I guess this could change for GR, but OK... It was more like a special relativistic application of F= \frac{dp}{dt}. Showing that by applying special relativity alone, it doesn't matter for how long your body has traveled (starting from infinity up to reaching the source at 0), its velocity won't exceed the speed of light.

 

[ChrisVer]

It saves the "classical"/non-relativistic prediction that:
v= \sqrt{\frac{2GM}{r}}
Which allows for r such that v&gt;c, eg r= \frac{2GM}{9c^2} which gives v=3c

 

[Mentz114]

It is let's say \frac{v}{c} = \beta(r)... it shows the change of the velocity of a mass that began from infinity with 0 velocity under the "Newtonian" gravitational law of a point-like mass source M [...] So for example, when the body is at a distance x=2 \times \frac{GM}{c^2} away from the source, it will have a velocity v \approx 0.75c...
In a closed thread someone said that the velocity of the object would eventually reach a value larger than c due to acceleration. I just wanted to counter this idea via special relativity alone...

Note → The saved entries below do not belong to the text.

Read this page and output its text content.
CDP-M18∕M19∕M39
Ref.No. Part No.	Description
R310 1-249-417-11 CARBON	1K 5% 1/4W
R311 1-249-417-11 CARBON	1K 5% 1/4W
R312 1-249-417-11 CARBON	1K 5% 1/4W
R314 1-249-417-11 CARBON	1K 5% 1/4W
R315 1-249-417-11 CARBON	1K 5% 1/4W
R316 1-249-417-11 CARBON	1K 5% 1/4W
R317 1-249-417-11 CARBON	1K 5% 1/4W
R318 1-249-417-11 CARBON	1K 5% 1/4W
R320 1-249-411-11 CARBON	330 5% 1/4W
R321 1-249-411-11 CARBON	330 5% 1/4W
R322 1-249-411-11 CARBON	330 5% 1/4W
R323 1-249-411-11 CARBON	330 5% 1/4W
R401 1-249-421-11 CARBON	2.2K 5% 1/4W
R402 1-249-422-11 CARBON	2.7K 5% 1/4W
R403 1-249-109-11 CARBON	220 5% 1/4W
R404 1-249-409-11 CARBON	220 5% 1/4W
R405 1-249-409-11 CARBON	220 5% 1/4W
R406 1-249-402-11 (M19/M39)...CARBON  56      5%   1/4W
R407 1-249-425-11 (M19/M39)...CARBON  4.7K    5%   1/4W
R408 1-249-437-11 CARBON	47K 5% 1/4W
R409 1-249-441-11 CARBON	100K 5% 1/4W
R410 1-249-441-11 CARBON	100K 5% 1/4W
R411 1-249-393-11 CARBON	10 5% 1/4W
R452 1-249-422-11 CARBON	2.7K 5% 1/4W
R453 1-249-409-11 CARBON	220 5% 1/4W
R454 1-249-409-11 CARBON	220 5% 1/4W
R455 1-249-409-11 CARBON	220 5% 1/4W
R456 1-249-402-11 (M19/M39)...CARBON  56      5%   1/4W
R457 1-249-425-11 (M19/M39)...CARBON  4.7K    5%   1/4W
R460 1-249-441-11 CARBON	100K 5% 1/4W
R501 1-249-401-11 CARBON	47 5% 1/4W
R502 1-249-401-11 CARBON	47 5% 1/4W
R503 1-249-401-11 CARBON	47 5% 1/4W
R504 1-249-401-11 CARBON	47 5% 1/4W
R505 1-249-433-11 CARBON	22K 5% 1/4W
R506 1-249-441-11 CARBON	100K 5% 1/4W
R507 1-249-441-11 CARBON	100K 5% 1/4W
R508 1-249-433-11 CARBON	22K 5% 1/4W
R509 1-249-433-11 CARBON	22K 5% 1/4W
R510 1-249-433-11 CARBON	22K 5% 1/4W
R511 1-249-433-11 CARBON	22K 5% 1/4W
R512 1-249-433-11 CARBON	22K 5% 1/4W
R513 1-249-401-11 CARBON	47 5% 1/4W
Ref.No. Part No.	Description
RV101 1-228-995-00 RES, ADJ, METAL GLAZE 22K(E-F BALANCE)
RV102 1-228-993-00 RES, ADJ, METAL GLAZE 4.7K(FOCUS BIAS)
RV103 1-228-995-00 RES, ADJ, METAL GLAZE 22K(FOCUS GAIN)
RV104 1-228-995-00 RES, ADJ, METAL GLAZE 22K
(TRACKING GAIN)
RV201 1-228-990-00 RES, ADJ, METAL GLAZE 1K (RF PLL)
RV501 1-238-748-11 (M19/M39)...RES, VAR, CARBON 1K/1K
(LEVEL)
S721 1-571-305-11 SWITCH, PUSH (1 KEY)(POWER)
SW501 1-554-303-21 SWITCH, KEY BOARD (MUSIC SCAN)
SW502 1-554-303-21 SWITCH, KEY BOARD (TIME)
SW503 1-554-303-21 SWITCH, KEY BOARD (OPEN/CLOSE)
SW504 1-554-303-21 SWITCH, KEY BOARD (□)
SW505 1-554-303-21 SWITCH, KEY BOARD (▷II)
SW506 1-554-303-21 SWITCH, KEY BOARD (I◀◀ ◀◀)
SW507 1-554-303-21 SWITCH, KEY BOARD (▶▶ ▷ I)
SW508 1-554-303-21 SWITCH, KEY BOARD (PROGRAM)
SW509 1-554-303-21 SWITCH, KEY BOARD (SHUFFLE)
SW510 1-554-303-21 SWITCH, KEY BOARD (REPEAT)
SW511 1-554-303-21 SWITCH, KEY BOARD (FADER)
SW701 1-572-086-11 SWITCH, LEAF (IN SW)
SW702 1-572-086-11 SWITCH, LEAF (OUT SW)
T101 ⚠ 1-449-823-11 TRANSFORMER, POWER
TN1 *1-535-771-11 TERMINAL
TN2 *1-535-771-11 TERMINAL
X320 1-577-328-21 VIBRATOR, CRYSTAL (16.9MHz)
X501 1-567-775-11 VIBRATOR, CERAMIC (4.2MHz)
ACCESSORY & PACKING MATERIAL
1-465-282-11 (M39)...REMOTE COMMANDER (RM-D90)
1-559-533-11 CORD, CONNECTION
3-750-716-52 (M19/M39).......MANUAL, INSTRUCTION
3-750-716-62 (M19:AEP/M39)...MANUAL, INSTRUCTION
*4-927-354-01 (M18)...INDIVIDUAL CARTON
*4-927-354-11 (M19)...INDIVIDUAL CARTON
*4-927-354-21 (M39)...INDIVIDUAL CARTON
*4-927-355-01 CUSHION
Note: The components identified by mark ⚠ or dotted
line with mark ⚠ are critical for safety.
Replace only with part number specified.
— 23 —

The curve certainly makes sense. You can see those $\gamma$'s kicking in.

 

[PeterDonis]

We have from the SR 2nd Newton law

SR can't be used to model gravity.

So the information of Schwarzschild radius singularity is contained within SR?

No. You need to use GR to model gravity.

That looks like a GR conversation..

So should this thread be. You can't model gravity using SR.

 

[PeterDonis]

It was more like a special relativistic application of $F= \frac{dp}{dt}$.

But for gravity, $F = 0$. Gravity is not a force in relativity. A force in relativity is something that causes proper acceleration. Gravity doesn't. However the computations you are making work out formally, they are physically meaningless as far as gravity is concerned.

 

[Dale]

Starting from a locked thread

Please do not reopen locked threads.